Objective:
Artificial intelligence has recently become available for widespread use in medicine, including the interpretation of digitized information, big data for tracking disease trends and patterns, and clinical diagnosis. Comparative studies and expert opinion support the validity of imaging and data analysis, yet similar validation is lacking in clinical diagnosis. Artificial intelligence programs are here compared with a diagnostic generator program in clinical neurology.
Methods:
Using 4 nonrandomly selected case records from New England Journal of Medicine clinicopathologic conferences from 2017 to 2022, 2 artificial intelligence programs (ChatGPT-4 and GLASS AI) were compared with a neurological diagnostic generator program (NeurologicDx.com) for diagnostic capability and accuracy and source authentication.
Results:
Compared with NeurologicDx.com, the 2 AI programs showed results varying with order of key term entry and with repeat querying.

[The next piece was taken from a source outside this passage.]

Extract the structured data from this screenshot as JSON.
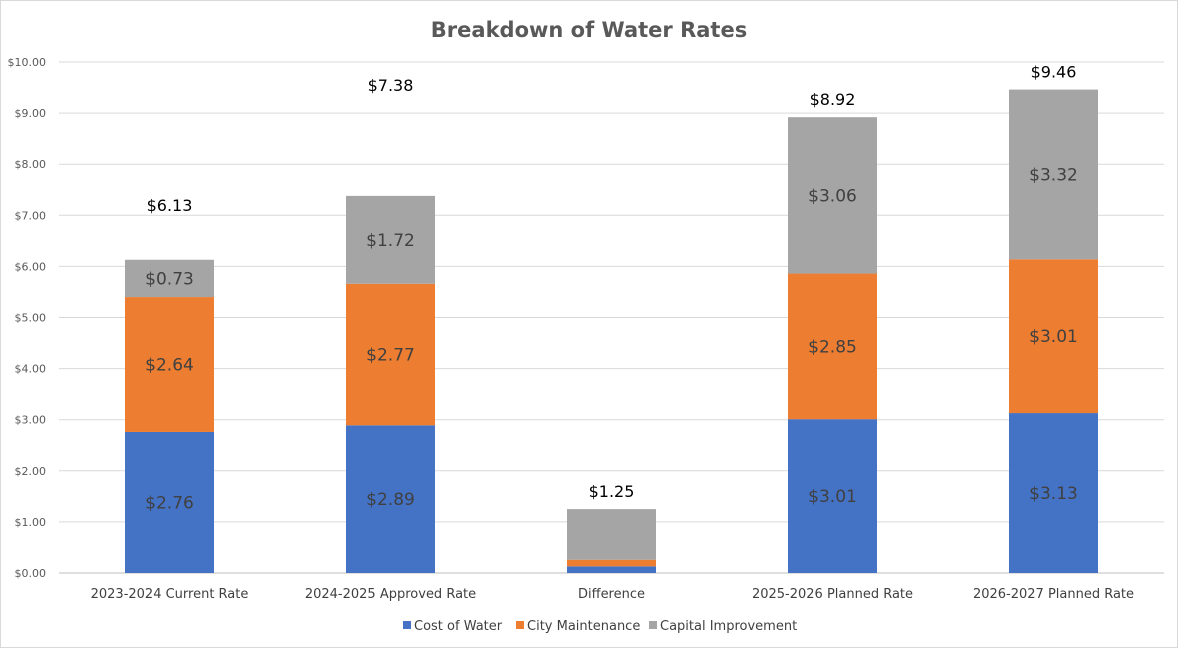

The diagnostic generator yielded more differential diagnostic entities, with correct diagnoses in 4 of 4 test cases versus 0 of 4 for ChatGPT-4 and 1 of 4 for GLASS AI, respectively, and with authentication of diagnostic entities compared with the AI programs.
Conclusions:
The diagnostic generator NeurologicDx yielded a more robust and reproducible differential diagnostic list with higher diagnostic accuracy and associated authentication compared with artificial intelligence programs.